Записка была от Хосефы Саграрио. В понедельник с мужем и детьми, по пути в Момпокс, она приехала сюда, узнав, что генерал вот-вот уедет из страны. Он никогда никому не сказал о том, что было в записке, однако всю ночь провел в величайшем нетерпении, а на рассвете послал Хосефе Саграрио предложение помириться. Она это предложение отвергла и отправилась дальше, как и предполагала, не задержавшись ни на минуту. Она отвергла это предложение только потому, как она сказала Хосе Паласиосу, что у нее нет ни малейшего желания мириться с человеком, который признает себя покойником.

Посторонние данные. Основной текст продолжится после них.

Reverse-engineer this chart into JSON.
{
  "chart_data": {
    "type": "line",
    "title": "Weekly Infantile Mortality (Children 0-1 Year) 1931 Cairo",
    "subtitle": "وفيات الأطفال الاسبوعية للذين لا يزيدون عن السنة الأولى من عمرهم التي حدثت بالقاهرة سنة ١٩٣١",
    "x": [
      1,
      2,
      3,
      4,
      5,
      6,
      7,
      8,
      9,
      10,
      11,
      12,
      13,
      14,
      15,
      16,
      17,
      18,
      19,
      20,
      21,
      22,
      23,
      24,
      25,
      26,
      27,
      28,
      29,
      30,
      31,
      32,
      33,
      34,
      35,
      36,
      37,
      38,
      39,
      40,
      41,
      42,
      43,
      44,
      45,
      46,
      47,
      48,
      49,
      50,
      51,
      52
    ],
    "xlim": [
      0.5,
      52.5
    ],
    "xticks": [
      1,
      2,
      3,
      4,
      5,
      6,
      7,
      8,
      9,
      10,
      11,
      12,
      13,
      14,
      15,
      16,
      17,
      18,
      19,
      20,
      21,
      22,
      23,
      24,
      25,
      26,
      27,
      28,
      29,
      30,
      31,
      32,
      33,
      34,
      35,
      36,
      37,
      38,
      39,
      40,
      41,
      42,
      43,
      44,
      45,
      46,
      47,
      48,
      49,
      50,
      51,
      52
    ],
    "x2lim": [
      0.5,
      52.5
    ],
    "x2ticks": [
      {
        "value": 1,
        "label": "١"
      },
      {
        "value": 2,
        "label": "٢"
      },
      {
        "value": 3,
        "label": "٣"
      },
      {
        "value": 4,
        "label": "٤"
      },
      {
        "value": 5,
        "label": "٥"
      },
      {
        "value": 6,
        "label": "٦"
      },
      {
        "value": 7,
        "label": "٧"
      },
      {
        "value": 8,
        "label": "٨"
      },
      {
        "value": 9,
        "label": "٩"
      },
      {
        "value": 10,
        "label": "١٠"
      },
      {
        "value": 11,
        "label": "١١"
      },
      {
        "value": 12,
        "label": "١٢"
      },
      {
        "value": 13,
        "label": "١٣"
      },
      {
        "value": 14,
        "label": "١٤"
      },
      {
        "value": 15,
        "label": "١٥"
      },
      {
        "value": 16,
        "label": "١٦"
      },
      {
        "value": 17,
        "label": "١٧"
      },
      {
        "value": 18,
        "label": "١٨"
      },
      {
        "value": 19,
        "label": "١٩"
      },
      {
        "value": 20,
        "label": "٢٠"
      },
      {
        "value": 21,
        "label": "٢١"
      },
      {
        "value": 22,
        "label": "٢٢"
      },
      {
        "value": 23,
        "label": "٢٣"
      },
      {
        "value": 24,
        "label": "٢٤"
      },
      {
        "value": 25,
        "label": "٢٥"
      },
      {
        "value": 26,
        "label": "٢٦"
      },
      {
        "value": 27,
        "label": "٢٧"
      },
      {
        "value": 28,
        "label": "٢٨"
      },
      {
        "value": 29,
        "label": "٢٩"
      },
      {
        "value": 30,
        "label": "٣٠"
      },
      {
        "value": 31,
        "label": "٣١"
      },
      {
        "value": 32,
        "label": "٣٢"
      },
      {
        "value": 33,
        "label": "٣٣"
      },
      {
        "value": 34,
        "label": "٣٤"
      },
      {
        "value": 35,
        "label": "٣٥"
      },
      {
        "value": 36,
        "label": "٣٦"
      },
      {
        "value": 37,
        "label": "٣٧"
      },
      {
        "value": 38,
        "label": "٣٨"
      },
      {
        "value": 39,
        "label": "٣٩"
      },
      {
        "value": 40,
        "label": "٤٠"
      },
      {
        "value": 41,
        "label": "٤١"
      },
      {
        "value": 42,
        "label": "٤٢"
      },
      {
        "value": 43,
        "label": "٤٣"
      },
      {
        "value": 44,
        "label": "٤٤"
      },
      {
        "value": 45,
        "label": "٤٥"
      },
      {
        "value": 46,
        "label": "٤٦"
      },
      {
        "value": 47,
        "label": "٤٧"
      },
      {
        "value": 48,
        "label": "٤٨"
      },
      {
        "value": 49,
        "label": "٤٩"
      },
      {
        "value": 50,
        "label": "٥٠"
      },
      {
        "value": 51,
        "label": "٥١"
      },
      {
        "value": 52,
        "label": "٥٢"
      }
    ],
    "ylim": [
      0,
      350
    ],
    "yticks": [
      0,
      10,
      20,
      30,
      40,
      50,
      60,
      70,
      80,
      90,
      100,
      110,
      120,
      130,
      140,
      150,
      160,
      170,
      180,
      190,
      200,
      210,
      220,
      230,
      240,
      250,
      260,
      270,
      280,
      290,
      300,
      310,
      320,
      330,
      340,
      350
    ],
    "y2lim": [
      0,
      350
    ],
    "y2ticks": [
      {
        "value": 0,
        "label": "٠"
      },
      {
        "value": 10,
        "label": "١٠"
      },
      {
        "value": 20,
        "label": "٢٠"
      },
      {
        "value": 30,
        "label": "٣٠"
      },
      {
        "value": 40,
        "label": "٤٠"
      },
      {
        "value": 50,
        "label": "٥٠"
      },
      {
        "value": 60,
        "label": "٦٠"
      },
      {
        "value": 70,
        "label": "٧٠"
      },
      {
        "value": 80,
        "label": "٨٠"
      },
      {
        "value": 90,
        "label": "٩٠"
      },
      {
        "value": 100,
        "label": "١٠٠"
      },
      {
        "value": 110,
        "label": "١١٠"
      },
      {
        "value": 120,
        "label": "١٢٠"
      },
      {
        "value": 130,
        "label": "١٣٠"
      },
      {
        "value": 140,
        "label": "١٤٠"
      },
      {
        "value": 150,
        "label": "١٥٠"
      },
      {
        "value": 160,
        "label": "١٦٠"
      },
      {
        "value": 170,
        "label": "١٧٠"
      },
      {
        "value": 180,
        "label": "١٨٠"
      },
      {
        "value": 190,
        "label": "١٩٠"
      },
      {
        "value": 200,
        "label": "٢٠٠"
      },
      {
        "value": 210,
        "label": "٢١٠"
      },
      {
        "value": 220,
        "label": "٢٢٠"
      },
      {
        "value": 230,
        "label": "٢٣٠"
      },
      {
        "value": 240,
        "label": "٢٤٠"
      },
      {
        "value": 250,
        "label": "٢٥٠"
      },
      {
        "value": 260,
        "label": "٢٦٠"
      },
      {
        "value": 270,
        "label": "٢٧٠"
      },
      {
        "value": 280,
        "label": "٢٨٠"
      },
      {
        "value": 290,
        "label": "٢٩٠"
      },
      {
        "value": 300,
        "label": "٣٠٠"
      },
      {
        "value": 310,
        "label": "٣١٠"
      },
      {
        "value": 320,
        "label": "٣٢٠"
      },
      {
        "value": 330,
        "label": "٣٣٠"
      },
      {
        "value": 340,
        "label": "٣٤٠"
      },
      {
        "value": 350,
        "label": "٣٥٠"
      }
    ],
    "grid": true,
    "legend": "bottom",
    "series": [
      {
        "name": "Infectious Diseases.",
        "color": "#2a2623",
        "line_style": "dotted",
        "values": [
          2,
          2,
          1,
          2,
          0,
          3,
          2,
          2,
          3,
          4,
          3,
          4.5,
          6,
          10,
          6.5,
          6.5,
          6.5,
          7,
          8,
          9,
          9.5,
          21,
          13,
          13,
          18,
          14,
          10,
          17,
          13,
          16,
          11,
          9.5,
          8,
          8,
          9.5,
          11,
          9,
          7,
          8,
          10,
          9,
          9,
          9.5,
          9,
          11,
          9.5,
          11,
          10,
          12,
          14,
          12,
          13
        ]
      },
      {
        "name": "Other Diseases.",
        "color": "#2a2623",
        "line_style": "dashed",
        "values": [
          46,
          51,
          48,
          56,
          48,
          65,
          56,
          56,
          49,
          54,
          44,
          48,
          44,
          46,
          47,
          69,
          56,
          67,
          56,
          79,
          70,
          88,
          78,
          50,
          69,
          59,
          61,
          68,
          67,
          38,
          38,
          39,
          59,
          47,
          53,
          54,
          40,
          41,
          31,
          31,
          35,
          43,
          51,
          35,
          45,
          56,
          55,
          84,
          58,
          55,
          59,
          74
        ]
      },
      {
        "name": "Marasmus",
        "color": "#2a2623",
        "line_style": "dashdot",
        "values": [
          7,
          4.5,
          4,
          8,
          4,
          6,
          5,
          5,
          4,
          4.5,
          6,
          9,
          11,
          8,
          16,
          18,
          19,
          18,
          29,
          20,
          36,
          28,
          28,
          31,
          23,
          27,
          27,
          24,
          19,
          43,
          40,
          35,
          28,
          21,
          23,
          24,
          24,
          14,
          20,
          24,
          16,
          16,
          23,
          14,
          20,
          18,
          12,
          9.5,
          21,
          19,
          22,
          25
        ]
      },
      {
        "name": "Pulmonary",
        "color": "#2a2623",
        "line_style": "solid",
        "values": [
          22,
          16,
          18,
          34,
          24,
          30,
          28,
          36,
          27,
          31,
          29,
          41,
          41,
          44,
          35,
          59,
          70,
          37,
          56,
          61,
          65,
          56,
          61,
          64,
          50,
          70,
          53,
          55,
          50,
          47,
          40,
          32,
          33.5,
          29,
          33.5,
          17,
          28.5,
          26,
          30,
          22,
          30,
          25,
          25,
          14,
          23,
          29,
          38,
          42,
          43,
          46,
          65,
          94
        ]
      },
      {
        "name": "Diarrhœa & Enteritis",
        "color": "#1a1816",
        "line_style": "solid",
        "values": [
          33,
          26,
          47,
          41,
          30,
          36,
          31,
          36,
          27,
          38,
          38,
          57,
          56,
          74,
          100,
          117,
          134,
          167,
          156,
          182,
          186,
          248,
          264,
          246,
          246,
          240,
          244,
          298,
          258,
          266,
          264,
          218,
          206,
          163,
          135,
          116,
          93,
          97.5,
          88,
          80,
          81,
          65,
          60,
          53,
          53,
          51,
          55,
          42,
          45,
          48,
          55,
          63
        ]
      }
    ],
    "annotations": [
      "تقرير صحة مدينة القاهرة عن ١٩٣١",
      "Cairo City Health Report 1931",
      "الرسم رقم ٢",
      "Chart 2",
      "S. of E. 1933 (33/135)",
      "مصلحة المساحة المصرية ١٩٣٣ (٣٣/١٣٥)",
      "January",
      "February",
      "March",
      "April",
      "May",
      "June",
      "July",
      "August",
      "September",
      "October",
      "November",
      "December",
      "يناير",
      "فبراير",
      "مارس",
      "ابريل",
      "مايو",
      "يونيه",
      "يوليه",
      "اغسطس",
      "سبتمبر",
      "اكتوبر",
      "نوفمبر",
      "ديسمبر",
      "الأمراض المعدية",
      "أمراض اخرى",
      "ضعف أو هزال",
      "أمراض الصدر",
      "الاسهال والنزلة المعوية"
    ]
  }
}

В ту же неделю стало известно, что в Санта-Фе ужесточилась из-за генерала война с Мануэлей Саенс. Стремясь сделать ее жизнь невыносимой, министерство внутренних дел попросило ее передать им архивы, хранителем которых Мануэла была. Она отказалась и затеяла целую серию публичных акций, которые вывели правительство из себя. Она организовывала скандалы, распространяла листовки, прославляющие генерала, стирала в сопровождении двух воинственных рабынь порочащие генерала надписи, сделанные углем на стенах общественных зданий. Все знали, что казармы она посещает в мундире полковника и участвует как в солдатских вечеринках, так и в офицерских заговорах. Самым упорным был слух, что за спиной Урданеты она готовит вооруженное восстание, дабы восстановить абсолютную власть генерала.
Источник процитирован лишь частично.